// computers › Interval & Divide-and-Conquer

Interpolation Search

Estimate where the target likely sits (not always the middle) using the values themselves.

pos = lo + (target - arr[lo]) * (hi - lo) / (arr[hi] - arr[lo])

Your numbers (comma-separated, ANY order - we sort first) Target

Frequently asked questions

Is this like flipping straight to the back for 'Zara' in a register?

That is the perfect picture. Looking up 'Zara' in a class register, you do not open to the middle - you flip near the back, because you know Z is late in the alphabet. Interpolation search does the same with numbers: it estimates where the target should be from its value, not blindly probing the middle. On evenly spread data this lands very close, which is why it can beat binary search; on clumpy data the guess is poor and it slows down.

How does interpolation search 'guess' where the target is?

It treats the values as if they rise in a straight line across the indices. If the low end holds 10 and the high end holds 100, and you want 30, then 30 is about a quarter of the way up the value range, so it probes about a quarter of the way along the indices. The formula pos = lo + (target - arr[lo]) * (hi - lo) / (arr[hi] - arr[lo]) is exactly that proportional estimate. Binary search ignores values and always guesses the middle; interpolation search uses the values to guess smarter.

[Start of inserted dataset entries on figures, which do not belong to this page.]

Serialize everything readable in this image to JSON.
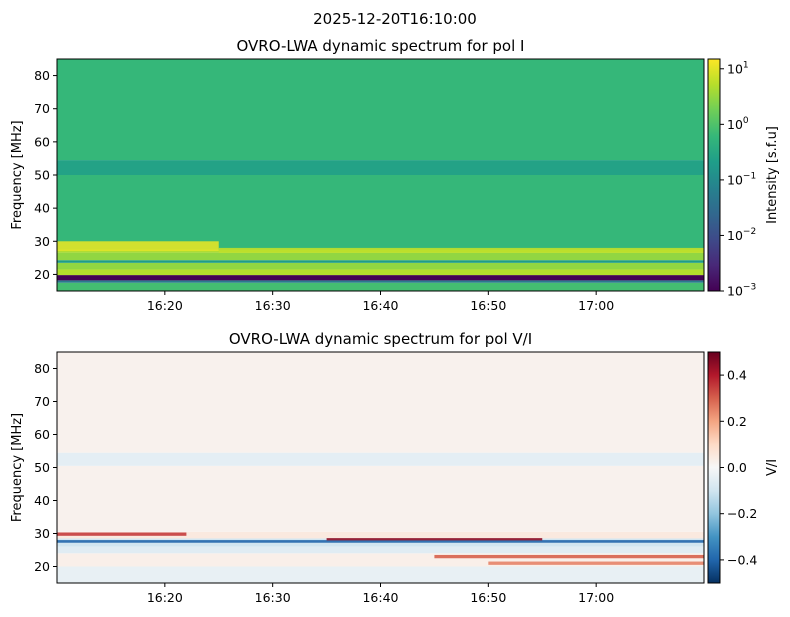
{
  "suptitle": "2025-12-20T16:10:00",
  "chart_data": [
    {
      "type": "heatmap",
      "title": "OVRO-LWA dynamic spectrum for pol I",
      "xlabel": "",
      "ylabel": "Frequency [MHz]",
      "xlim": [
        "16:10",
        "17:10"
      ],
      "ylim": [
        15,
        85
      ],
      "x_ticks": [
        "16:20",
        "16:30",
        "16:40",
        "16:50",
        "17:00"
      ],
      "y_ticks": [
        20,
        30,
        40,
        50,
        60,
        70,
        80
      ],
      "colorbar": {
        "label": "Intensity [s.f.u]",
        "scale": "log",
        "colormap": "viridis",
        "range": [
          0.001,
          15
        ],
        "ticks": [
          0.001,
          0.01,
          0.1,
          1,
          10
        ],
        "tick_labels": [
          {
            "base": "10",
            "exp": "−3"
          },
          {
            "base": "10",
            "exp": "−2"
          },
          {
            "base": "10",
            "exp": "−1"
          },
          {
            "base": "10",
            "exp": "0"
          },
          {
            "base": "10",
            "exp": "1"
          }
        ]
      },
      "bands": [
        {
          "f0": 15,
          "f1": 17.5,
          "value": 0.8
        },
        {
          "f0": 17.5,
          "f1": 18.2,
          "value": 0.05
        },
        {
          "f0": 18.2,
          "f1": 19.8,
          "value": 0.001
        },
        {
          "f0": 19.8,
          "f1": 21.5,
          "value": 5
        },
        {
          "f0": 21.5,
          "f1": 23.5,
          "value": 3
        },
        {
          "f0": 23.5,
          "f1": 24.3,
          "value": 0.2
        },
        {
          "f0": 24.3,
          "f1": 26.5,
          "value": 3
        },
        {
          "f0": 26.5,
          "f1": 27.5,
          "value": 4
        },
        {
          "f0": 27.5,
          "f1": 50,
          "value": 0.6
        },
        {
          "f0": 50,
          "f1": 54.5,
          "value": 0.25
        },
        {
          "f0": 54.5,
          "f1": 85,
          "value": 0.6
        }
      ],
      "features": [
        {
          "t0": "16:10",
          "t1": "16:25",
          "f0": 27,
          "f1": 30,
          "value": 10
        },
        {
          "t0": "16:25",
          "t1": "17:10",
          "f0": 26.5,
          "f1": 28,
          "value": 6
        }
      ]
    },
    {
      "type": "heatmap",
      "title": "OVRO-LWA dynamic spectrum for pol V/I",
      "xlabel": "",
      "ylabel": "Frequency [MHz]",
      "xlim": [
        "16:10",
        "17:10"
      ],
      "ylim": [
        15,
        85
      ],
      "x_ticks": [
        "16:20",
        "16:30",
        "16:40",
        "16:50",
        "17:00"
      ],
      "y_ticks": [
        20,
        30,
        40,
        50,
        60,
        70,
        80
      ],
      "colorbar": {
        "label": "V/I",
        "scale": "linear",
        "colormap": "RdBu_r",
        "range": [
          -0.5,
          0.5
        ],
        "ticks": [
          -0.4,
          -0.2,
          0.0,
          0.2,
          0.4
        ],
        "tick_labels": [
          "−0.4",
          "−0.2",
          "0.0",
          "0.2",
          "0.4"
        ]
      },
      "bands": [
        {
          "f0": 15,
          "f1": 20,
          "value": -0.04
        },
        {
          "f0": 20,
          "f1": 24,
          "value": 0.03
        },
        {
          "f0": 24,
          "f1": 26,
          "value": -0.06
        },
        {
          "f0": 26,
          "f1": 28.5,
          "value": -0.1
        },
        {
          "f0": 28.5,
          "f1": 30.5,
          "value": 0.05
        },
        {
          "f0": 30.5,
          "f1": 50.5,
          "value": 0.02
        },
        {
          "f0": 50.5,
          "f1": 54.5,
          "value": -0.05
        },
        {
          "f0": 54.5,
          "f1": 85,
          "value": 0.02
        }
      ],
      "features": [
        {
          "t0": "16:10",
          "t1": "16:22",
          "f0": 29.3,
          "f1": 30.3,
          "value": 0.35
        },
        {
          "t0": "16:10",
          "t1": "17:10",
          "f0": 27.2,
          "f1": 28.0,
          "value": -0.4
        },
        {
          "t0": "16:35",
          "t1": "16:55",
          "f0": 27.9,
          "f1": 28.6,
          "value": 0.45
        },
        {
          "t0": "16:45",
          "t1": "17:10",
          "f0": 22.5,
          "f1": 23.5,
          "value": 0.3
        },
        {
          "t0": "16:50",
          "t1": "17:10",
          "f0": 20.5,
          "f1": 21.5,
          "value": 0.25
        }
      ]
    }
  ]
}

Why is it O(log log n) sometimes but O(n) other times?

On uniformly distributed data the estimate is so good that each probe shrinks the range dramatically, giving the remarkable O(log log n) - for a million items, around four probes. But if the data is clustered or skewed, the linear estimate is badly wrong and the range shrinks by only one element at a time, collapsing to O(n) like a linear search. So the same algorithm is brilliant or terrible depending entirely on the distribution of values.

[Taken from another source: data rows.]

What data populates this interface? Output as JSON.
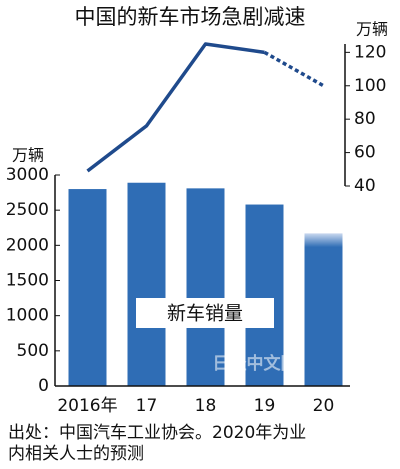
{
  "chart_data": {
    "type": "bar_line",
    "title": "中国的新车市场急剧减速",
    "y_label": "万辆",
    "y2_label": "万辆",
    "categories": [
      "2016年",
      "17",
      "18",
      "19",
      "20"
    ],
    "series": [
      {
        "name": "新车销量",
        "color": "#2f6db5",
        "values": [
          2800,
          2890,
          2810,
          2580,
          2170
        ]
      },
      {
        "color": "#1f4a8c",
        "axis": "y2",
        "values": [
          49,
          76,
          125,
          120,
          100
        ]
      }
    ],
    "forecast_index": 4,
    "ylim": [
      0,
      3000
    ],
    "yticks": [
      0,
      500,
      1000,
      1500,
      2000,
      2500,
      3000
    ],
    "y2lim": [
      40,
      125
    ],
    "y2ticks": [
      40,
      60,
      80,
      100,
      120
    ],
    "watermark": "日经中文网",
    "source": [
      "出处：中国汽车工业协会。2020年为业",
      "内相关人士的预测"
    ]
  }
}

When should I prefer interpolation search over binary search?

When you know your sorted data is roughly uniformly distributed - evenly spaced IDs, timestamps, phone numbers - and lookups are frequent enough that the extra speed matters. If the distribution is unknown or known to be skewed, binary search's guaranteed O(log n) is the safer choice because it never degrades to O(n). Many libraries default to binary search precisely because it has no bad cases.

What stops the formula from probing outside the array?

Two guards. The loop only continues while the target lies between the values at the current ends (arr[lo] <= target <= arr[hi]), so a target outside the range exits immediately. And the computed position is clamped to the current [lo, hi] window so arithmetic quirks cannot send the probe out of bounds. Together these prevent the index errors that a naive implementation of the formula can suffer.

Is interpolation search related to how humans use a dictionary?

Very much so - it is arguably the most 'human' search. Nobody opens a dictionary in the exact middle to find 'Wilson'; they open near the back because W is late in the alphabet. That is interpolation: using the value (the letter W) to estimate the position. Binary search, by contrast, would stubbornly open the middle every time. Interpolation search formalises the intuitive shortcut people already use.